Turns out, I was right.

First, the new app made me log in again.  I can’t stand when apps do this.  Unless it’s a financial app or app that can be used to compromise my identity, I want to set it and forget it.  But, no big deal, I soon supplied my username and password and I was in.  It kept the connection to my Energy Bridge device, which I guess was good.

But, then I started noticing how awful this app is.  I realized after about two minutes that none of the reviews were exaggerating.

Pretty much every feature I’d found helpful in the old app was gone.

Missing Features

  • Current Day Access to Real Time Data – In the old app, you could press and hold a circle and move it around and it would show you your usage for any point in the day.  Now, that was gone.  I could see my real time data, but trying to go back a few hours was a no-go.
  • Historical Data – The old app showed pretty much every bit of historical data you could think of.   I could compare any month to the last twelve months, or even go back over a year.  The new app has no historical data whatsoever.
  • Budget and Usage Goals – In the old app, you could set your goals based on historical data.  I always set that I wanted to keep my usage at the same level as the same month a year ago.  But, since they got rid of the historical data, the ability to goal set is gone as well.  How lame.
  • Challenges – The old app had some different challenges, and when you made them you were awarded points.  For example, if you checked your usage on three different days, you’d often get a couple hundred points.  If you kept your usage under a certain amount for the week, that was good for a few hundred points.  The challenges changed weekly.  They were cool.  You didn’t really get anything for them, but it was still something to shoot for.  These have all vanished.

Adding Insult to Injury: They Are Charging For This

All of the above is bad, but to top it off, they’re now charging for anyone that wants an Energy Bridge device.  They will start charging 99 cents per month.  Now, since I was a user of the old device, I get six months for free.  Which is good, because otherwise I’d be sending that thing back today.

I find it really amazing to think that they would strip away so many features, and then turn around and call it an upgrade.  My guess is that this is probably a brand new app, so technically they’re starting from scratch.  But you know what?  That’s no excuse for rolling out something so terrible.
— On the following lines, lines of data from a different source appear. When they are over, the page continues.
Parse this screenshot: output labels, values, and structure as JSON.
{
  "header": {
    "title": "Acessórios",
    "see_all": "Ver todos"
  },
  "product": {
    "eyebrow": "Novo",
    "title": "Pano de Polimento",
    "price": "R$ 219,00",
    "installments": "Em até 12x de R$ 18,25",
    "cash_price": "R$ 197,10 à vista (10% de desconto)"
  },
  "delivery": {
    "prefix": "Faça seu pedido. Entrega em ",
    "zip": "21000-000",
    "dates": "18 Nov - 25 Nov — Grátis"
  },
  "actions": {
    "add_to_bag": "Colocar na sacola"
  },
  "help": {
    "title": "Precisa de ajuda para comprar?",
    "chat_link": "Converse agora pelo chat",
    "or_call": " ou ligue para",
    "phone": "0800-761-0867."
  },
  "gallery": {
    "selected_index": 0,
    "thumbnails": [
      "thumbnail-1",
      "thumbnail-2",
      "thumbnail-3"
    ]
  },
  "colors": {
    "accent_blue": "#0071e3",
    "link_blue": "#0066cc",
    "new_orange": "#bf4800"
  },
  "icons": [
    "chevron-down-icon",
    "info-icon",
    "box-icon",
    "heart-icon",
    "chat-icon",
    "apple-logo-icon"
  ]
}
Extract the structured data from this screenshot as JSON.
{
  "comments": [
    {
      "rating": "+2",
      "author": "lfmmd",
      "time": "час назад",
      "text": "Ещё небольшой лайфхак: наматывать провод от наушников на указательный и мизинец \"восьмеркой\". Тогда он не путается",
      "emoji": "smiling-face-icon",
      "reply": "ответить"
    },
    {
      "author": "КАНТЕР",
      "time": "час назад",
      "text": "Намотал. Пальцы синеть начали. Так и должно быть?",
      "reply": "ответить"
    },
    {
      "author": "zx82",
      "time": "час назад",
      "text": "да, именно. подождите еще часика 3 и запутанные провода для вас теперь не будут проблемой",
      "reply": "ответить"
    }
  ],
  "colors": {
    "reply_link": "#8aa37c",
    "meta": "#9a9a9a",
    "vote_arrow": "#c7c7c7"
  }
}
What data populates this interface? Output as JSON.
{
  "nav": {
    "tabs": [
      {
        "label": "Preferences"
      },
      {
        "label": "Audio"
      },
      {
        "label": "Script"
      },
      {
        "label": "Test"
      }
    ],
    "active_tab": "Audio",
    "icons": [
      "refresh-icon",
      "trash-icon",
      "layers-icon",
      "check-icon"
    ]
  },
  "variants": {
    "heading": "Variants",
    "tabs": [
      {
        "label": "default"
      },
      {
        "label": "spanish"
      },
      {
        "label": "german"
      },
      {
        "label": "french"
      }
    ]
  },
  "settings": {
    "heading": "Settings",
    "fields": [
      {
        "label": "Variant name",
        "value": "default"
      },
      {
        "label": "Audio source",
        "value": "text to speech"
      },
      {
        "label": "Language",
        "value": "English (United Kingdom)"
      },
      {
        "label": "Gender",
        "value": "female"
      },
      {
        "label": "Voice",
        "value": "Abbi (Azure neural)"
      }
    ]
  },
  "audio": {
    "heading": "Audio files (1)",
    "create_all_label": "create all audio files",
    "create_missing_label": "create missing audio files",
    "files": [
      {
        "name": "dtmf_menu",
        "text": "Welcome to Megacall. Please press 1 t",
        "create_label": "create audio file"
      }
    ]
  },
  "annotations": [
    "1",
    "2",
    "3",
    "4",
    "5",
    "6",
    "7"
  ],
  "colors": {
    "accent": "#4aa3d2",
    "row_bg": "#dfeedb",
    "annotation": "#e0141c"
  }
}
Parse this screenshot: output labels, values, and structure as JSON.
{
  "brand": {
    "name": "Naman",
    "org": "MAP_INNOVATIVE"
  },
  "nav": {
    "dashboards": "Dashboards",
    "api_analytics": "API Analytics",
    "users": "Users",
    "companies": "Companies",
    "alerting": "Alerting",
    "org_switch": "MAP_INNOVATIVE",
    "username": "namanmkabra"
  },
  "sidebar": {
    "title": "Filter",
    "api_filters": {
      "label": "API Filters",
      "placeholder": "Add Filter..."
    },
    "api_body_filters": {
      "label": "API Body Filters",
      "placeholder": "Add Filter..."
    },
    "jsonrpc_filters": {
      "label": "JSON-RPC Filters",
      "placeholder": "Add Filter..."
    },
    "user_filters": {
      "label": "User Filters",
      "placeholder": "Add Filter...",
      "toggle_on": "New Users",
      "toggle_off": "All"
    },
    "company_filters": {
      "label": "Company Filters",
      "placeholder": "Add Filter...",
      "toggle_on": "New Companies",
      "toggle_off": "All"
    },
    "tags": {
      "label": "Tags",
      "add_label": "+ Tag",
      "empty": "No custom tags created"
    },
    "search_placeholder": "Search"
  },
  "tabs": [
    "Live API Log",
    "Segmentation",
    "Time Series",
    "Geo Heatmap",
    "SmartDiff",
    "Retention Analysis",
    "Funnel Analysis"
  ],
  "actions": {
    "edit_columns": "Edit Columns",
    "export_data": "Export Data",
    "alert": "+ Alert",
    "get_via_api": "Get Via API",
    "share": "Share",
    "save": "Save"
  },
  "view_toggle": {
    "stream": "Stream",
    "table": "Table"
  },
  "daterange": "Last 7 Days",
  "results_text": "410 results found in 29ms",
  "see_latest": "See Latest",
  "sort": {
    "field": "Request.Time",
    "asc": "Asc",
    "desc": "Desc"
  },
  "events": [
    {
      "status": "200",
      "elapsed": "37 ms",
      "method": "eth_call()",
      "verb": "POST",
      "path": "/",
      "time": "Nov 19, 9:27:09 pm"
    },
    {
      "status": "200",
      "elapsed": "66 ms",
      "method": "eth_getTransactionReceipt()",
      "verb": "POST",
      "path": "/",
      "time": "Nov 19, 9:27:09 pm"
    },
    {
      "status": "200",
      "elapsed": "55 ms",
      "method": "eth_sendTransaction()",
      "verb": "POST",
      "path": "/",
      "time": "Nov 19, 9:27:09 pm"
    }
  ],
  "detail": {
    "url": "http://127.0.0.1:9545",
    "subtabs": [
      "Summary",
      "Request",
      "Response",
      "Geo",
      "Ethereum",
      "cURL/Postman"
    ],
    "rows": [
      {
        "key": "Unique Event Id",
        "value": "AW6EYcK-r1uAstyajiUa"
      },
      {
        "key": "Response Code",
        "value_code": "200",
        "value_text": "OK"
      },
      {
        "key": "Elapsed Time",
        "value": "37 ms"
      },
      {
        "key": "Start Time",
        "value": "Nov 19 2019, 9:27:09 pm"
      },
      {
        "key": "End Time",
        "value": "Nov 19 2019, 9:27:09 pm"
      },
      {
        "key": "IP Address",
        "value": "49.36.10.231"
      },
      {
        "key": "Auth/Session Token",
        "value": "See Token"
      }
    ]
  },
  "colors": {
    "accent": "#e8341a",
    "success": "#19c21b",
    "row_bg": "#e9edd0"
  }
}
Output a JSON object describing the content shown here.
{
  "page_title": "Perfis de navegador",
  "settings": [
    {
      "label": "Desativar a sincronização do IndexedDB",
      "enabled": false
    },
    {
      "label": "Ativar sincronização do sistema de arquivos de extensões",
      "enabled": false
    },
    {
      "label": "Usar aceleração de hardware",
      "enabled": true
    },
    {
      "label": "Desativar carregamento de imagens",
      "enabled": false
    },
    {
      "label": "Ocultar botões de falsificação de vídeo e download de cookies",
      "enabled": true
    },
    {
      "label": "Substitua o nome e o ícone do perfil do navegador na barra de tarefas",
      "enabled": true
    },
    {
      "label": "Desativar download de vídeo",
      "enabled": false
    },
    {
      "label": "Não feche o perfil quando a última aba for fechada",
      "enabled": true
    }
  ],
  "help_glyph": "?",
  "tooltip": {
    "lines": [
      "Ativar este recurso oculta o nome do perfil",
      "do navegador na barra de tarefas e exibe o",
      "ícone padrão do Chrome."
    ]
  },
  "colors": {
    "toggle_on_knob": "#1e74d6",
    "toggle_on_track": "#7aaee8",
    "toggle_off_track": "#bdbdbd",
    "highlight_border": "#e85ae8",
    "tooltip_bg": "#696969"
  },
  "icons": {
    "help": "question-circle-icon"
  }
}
Because of the fact that I’m getting this for six months, I guess I’ll hold onto it for now.  But simply put, DTE Insight v3 is awful.  Hopefully by December they are on a newer version that brings back the features I found handy.  If not, I have a feeling they’ll be getting a lot of these things sent back.  Mine would be one of them.

Readers, do you have any devices or systems that allow you real time monitoring of your utility usage? Would you pay for such a thing?